2. Methotrimeprazine: A sedating neuroleptic useful for agitated delirium. The initial dose is 6.25 to 12.5 mg in subcutaneous injections every 8 hours and then as needed; the dose may need to be titrated up to 25 to 50 mg. The agent suppresses nausea and vomiting and may have weak analgesic properties, but it also lowers the seizure threshold and has potential extrapyramidal adverse effects.
3. Phenobarbital: A sedating anticonvulsant useful for all types of seizures and as a third-line sedating agent. Doses range between 30 and 120 mg subcutaneously every 8 to 12 hours and then as needed.
4. Propofol: An anesthetic agent recommended in patients not responding to other therapies. Propofol should be used in the hospital setting only (in many hospitals it can be used exclusively in critical care areas). Initial doses of 2.5 to 5 mg are administered every 90 seconds to 2 minutes and followed by a continuous IV infusion at the rate of 10 to 70 mg/h. The onset of action is within several seconds and duration of action is 2 to 3 minutes. Propofol also suppresses vomiting and hiccups.
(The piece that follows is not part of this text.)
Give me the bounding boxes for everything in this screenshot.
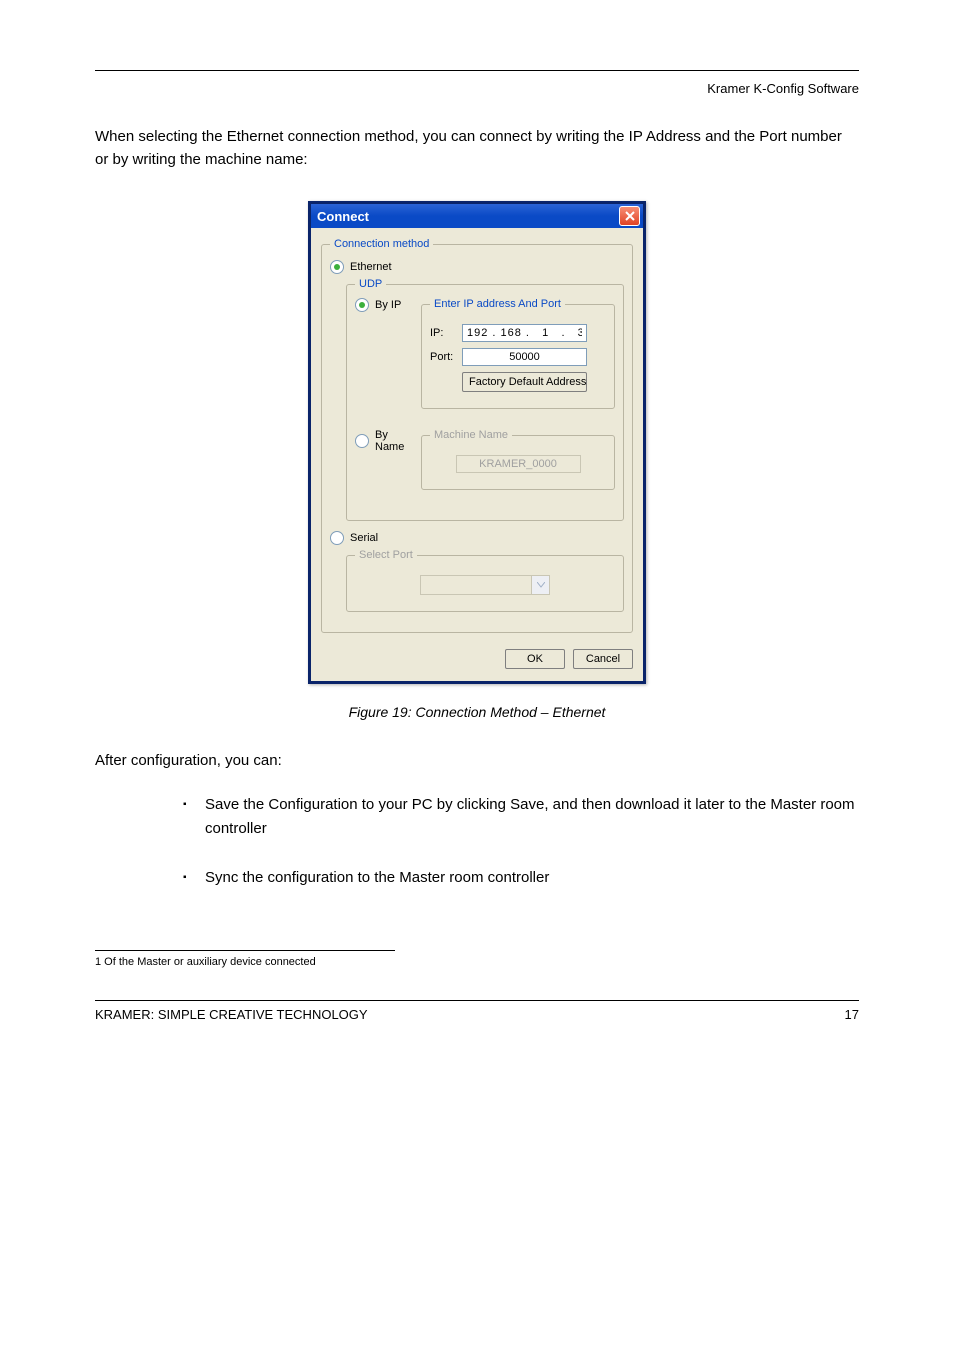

5. Haloperidol: Haloperidol may be used in addition to midazolam for delirium and nausea or emesis. The initial doses are 0.5 to 2 mg in subcutaneous intermittent injections every 4 to 6 hours. Haloperidol is not recommended as a single agent for palliative sedation as it is not a sedating neuroleptic and with high doses potentially increases the risk of extrapyramidal adverse effects.
Opioids should not be used for sedation. While it is important to initiate and continue them along with sedatives to ensure comfort and analgesia, opioids are not appropriate as the single agent for inducing palliative sedation as sedating doses cause many adverse effects.